Chaque semaine, un billet d’humeur par un·e de nos rédacteur·rices. Aujourd’hui : Dan de Rosilles
Je dois vous avouer que je n’ai jamais vraiment cru au Père Noël.
Enfant, j’ai très vite compris ce qui se tramait derrière tout ça. Les catalogues de jouets qu’on feuilletait fiévreusement vendaient la mèche : il y avait un prix à payer pour chaque jouet. Mais je m’en tirais plutôt bien. J’avais beau affirmer haut et fort que le Père Noël n’existait pas, je “recevais” quand même des cadeaux et en échange, je n’ai jamais eu l’impression qu’on exige de moi la moindre compromission ou subordination. C’est cool, d’être un enfant.
Aujourd’hui, c’est différent. Il n’y a plus de miracle. Plus aucune raison d’y croire. Les cadeaux qu’on reçoit, il faut les payer. Ce qu’on fait semblant d’avoir, ce qu’on fait semblant d’être, on le paie. Ce qui me tient debout, mes valeurs, mes principes éthiques, se heurtent sans cesse à une société où tout semble les contredire. Soyons lucides : dans “marché de Noël”, le mot important, c’est “marché”.
Ça, c’est vieillir. Pas juste les rides, mais ce décalage. Sentir que le monde s’éloigne de nous, ou plutôt que nous nous éloignons de lui.
La vieillesse, voilà encore une bonne raison de ne pas croire au Père Noël.
Les routes qu’on pensait à nous deviennent des routes pour les autres. Les jeunes, les plus vaillants. Sur Strava, mes performances sont de moins en moins bonnes. Pour pouvoir établir un nouveau “PR” (Personal Record), je suis obligé de me donner à fond, si possible avec le vent dans le dos. Quant à un “KOM” (King Of Mountain, le record de vitesse sur un segment), il y a belle lurette que je n’en espère plus.
Alors, que faut-il faire ? Déprimer, pleurer à chaudes larmes, se mettre à boire, prendre des anti-dépresseurs, se jeter du haut du balcon ?
Je ne crois pas. Ce n’est pas mon caractère, dans l’adversité, je me cabre. Il doit bien y avoir des solutions.
Et si le vélo en était une ? Celui-là même qui est devenu le miroir cruel de mon propre déclin sera, a contrario, mon antidote.

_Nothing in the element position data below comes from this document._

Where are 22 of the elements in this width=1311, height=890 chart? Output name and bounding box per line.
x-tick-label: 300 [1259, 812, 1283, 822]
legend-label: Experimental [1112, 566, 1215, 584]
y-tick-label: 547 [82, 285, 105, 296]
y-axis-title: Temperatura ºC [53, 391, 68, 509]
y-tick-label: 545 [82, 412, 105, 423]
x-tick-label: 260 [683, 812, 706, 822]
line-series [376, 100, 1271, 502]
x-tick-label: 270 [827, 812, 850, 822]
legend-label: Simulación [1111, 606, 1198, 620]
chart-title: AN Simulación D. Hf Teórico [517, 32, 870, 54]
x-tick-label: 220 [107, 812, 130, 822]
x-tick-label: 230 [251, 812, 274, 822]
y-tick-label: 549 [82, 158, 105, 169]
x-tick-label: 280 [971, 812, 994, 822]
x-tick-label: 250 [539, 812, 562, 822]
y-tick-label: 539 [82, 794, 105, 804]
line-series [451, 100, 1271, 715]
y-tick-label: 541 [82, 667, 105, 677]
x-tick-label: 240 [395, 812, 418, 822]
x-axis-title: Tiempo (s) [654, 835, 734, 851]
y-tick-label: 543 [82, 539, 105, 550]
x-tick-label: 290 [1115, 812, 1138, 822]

Parce qu’il m’offre autre chose : la promesse de projets, d’horizons. À défaut de rajeunir, il me permet de vieillir un peu moins vite. Et surtout, il se réinvente sans cesse : il y a mille façons de pédaler, mille défis à relever.
Les longues sorties d’hiver par exemple, me conviennent bien. J’attends avec délice le 24 décembre, non pas pour accueillir ce satané Père Noël, mais pour m’élancer dans la Festive 500, un défi qui consiste à parcourir au moins 500 km pendant les “Fêtes”. C’est magnifique, élégant, insensé, mais à la portée de tout cycliste qui en a la volonté. À raison d’un minimum de 80 km par jour, le niveau de forme n’entre pas, ou très peu, dans la balance. La vraie contrainte, ce sera de se lever tôt, jongler entre les repas de famille et composer avec une météo peu clémente. Mais c’est là tout l’intérêt : la contrainte, après tout, c’est ce qui nous maintient en vie.
Dans Les Villes invisibles, Italo Calvino disait : « La contrainte donne forme à la liberté. » Et si c’était vrai ?
Prenez les ornières, par exemple : il y a deux façons de les considérer. À première vue, une ornière, c’est un piège : boue, glissade, chute. Mais c’est aussi une occasion : celle d’apprendre à anticiper, à affiner sa trajectoire, à sortir des rails. Une ornière, c’est une école de vie miniature, un jeu d’équilibre où l’on ne gagne qu’en affrontant.
Le Père Noël est une ornière. Si l’on attend trop de lui – qu’il devienne le facteur de nos désirs, le chef d’orchestre de notre bonheur – la frustration et la déprime sont inévitables.
Mais si on soulève son manteau pour voir ce qu’il y a dessous, qu’on tire sur sa fausse barbe pour le démasquer et qu’on relâche ses rennes, que reste-t-il de lui ? Rien. Ou peut-être, au contraire, tout. La possibilité de continuer. Sans illusion. Sans miracle. Juste avec cette étrange envie : Celle de sourire, de pédaler, de grimper en danseuse, encore et encore, malgré le vent contraire et les années qui passent.